Equities have started 2013 strongly as macroeconomic issues appear to have temporarily reached a plateau in both Europe and the US
However, many think the sharp rally, which has seen the FTSE 100 soar past the 6,000 mark to reach a five year high of 6,347.24 on January 28 2013, is set for a correction.
If this is the case and equities suddenly fall back, with historically low interest rates keeping guilt yields low and corporate bonds in what some would call a ‘bubble’, where should investors look next for returns.
Multi-asset funds seem the logical choice – the very title suggests a range of investments - but where are managers finding good investment opportunities outside of the traditional bonds and equity sectors, and at what risk?
Broadening horizons
Justin Onuekwusi, multi-asset fund manager at Aviva Investors, explains that 10-15 years ago traditional multi-asset fund invested in three main asset classes: active equities, active fixed income and cash, with a few investing in property.
“Since then you’ve seen the average retail fund invest away from those asset classes really for two reasons, one is for diversification as asset classes outside those traditional ones can help smooth out the journey of investors over the investment cycle.

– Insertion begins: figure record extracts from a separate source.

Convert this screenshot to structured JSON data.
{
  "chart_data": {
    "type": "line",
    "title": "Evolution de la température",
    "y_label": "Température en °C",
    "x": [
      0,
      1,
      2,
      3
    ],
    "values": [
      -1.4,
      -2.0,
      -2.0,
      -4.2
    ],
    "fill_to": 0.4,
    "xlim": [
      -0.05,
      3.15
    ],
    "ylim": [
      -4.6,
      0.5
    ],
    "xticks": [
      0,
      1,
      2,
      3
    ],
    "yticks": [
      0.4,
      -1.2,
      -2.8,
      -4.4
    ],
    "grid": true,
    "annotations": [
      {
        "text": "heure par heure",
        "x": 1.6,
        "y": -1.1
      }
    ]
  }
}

“Also there has been a demand for multi-asset fund managers to be more active in their asset allocation, so the more tools you have in the box the more levers you have to pull and the more active you can be in your allocation.
“But also these alternative assets have become more investable.”
Asset classes now being utilised by multi-asset managers range from property, commodities, infrastructure, absolute return funds, structured products and alternative fixed income instruments such as mortgage backed securities (MBS), collateralised loan obligations (CLOs) and floating rate bonds.
The options are wide-ranging depending on the investment remit of the fund and the investment approach of the manager.
Mona Shah, assistant fund manager on Rathbone multi-asset portfolios, adds: “Investors must look at ‘alternative’ strategies in tandem with the rest of their investment objectives. It is imperative to buy a product that fits within the context of the overall portfolio.”
Rob Burdett, co-head of multi-manager at F&C Investments, says the team tends to only invest in assets outside of the ordinary “when we really believe they are going to provide a decent return”.
He adds: “There is sometimes a danger people invest in other assets just because of correlation and things like that, and they can very much change, as we saw in 2008.”
Currently the manager is looking at income producing areas in light of historically low interest rates and higher inflation.
“We are looking for things that will continue to provide a decent yield if interest rates changed, without the capital loss you would have in a gilt or investment grade corporate bond if interest rates go up. If we can find some inflation protection then that’s good too,” explains Mr Burdett.